As bolsas norte-americanas viveram um rally histórico durante a era Trump. O novo presidente deverá trazer mais estímulos a famílias e empesas, mas também mudanças nos impostos e regulação.

Foi um presidente imprevisível, que governava através do Twitter e que podia, de um dia para o outro, iniciar uma quezília com um país ou uma empresa. Mas Donald Trump foi também um generoso presidente dos Estados Unidos para Wall Street: as bolsas norte-americanas viveram um rally histórico, que acompanhou o maior crescimento económico da história do país, e nem a pandemia travou as valorizações para recordes. Com o magnata de saída para dar lugar ao sucessor Joe Biden não parece haver razões para o rally chegar ao fim.

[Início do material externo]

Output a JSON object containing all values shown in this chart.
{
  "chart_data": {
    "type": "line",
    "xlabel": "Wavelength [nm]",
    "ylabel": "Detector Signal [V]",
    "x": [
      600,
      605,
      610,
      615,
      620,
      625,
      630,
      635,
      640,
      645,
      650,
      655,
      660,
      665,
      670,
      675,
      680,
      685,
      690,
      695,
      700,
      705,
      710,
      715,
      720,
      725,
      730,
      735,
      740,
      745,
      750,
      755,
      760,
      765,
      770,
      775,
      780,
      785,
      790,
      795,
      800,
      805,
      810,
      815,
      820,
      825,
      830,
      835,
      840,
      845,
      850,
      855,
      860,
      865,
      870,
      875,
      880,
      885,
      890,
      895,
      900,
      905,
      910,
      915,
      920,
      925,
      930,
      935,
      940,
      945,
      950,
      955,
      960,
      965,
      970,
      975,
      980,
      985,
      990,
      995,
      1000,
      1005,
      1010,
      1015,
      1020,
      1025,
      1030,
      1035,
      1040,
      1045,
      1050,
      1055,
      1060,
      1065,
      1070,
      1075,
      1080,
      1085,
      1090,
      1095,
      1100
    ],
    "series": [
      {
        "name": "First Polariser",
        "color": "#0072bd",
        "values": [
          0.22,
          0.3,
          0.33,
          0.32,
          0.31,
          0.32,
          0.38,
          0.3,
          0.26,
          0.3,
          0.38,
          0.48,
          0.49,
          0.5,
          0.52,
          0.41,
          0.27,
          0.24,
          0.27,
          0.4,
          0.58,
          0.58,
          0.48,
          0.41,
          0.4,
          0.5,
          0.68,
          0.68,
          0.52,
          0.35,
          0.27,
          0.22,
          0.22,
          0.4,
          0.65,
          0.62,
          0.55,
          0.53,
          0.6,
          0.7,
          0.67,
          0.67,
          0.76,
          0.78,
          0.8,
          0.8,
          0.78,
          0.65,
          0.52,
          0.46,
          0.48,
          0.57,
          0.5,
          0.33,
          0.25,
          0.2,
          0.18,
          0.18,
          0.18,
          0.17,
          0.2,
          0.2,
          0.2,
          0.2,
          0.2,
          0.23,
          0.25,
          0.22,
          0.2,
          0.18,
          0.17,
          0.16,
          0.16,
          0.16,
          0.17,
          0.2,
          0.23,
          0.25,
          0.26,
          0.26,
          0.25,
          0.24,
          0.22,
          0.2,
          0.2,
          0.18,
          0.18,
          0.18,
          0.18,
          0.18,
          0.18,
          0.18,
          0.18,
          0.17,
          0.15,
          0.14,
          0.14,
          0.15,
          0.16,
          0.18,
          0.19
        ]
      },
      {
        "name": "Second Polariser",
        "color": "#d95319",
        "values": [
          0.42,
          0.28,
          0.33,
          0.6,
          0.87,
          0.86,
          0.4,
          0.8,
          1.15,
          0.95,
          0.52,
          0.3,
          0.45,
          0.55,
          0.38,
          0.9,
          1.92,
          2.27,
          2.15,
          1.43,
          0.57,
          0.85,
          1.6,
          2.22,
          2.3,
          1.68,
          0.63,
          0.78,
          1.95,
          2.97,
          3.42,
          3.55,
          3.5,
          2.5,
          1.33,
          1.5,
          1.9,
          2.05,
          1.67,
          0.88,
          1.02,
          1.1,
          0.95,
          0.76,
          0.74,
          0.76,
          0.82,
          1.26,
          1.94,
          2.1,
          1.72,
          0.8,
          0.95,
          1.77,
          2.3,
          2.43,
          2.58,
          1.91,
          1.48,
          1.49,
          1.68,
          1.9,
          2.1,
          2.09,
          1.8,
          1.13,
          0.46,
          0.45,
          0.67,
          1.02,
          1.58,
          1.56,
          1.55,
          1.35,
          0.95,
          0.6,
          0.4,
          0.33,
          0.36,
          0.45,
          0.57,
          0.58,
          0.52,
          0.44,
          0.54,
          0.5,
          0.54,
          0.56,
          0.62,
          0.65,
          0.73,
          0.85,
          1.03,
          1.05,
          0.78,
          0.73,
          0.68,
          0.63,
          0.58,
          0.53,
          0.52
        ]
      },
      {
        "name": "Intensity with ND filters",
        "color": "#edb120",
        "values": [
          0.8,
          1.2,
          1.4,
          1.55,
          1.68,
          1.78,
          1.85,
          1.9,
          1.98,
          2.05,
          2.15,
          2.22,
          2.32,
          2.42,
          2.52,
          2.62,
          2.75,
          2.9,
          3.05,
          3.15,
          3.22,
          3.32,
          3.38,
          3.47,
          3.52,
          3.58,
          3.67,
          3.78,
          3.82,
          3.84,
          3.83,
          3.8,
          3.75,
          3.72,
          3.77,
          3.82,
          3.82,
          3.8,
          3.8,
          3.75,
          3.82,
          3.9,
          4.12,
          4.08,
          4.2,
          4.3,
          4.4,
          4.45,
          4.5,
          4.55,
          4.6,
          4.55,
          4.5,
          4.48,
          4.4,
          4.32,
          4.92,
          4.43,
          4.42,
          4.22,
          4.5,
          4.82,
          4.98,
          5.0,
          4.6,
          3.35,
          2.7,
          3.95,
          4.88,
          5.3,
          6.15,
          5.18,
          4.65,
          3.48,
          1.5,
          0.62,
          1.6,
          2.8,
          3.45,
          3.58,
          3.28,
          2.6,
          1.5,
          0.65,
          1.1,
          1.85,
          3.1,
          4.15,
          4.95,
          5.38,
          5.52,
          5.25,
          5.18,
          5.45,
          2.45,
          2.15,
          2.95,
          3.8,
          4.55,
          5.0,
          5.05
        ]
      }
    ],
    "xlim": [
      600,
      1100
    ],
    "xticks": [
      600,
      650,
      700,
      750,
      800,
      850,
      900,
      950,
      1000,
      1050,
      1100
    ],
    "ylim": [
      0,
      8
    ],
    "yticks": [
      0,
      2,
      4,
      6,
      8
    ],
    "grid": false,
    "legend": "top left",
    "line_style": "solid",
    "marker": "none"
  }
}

“É verdade que, durante o mandato de Trump, as bolsas registaram ganhos importantes, com os cortes nos impostos a serem considerados um fator que contribuiu para entusiasmar muitos investidores. No entanto, estes ganhos fizeram parte de uma tendência que se tinha estabelecido desde 2009, naquele que foi o bull market mais longo de sempre. Podemos, por isso, dizer que a alta das bolsas, sobretudo desde a recuperação que se seguiu ao impacto inicial da pandemia, se deveu a outros fatores que não o Presidente“, explica Ricardo Evangelista, analista sénior da ActivTrades, ao ECO.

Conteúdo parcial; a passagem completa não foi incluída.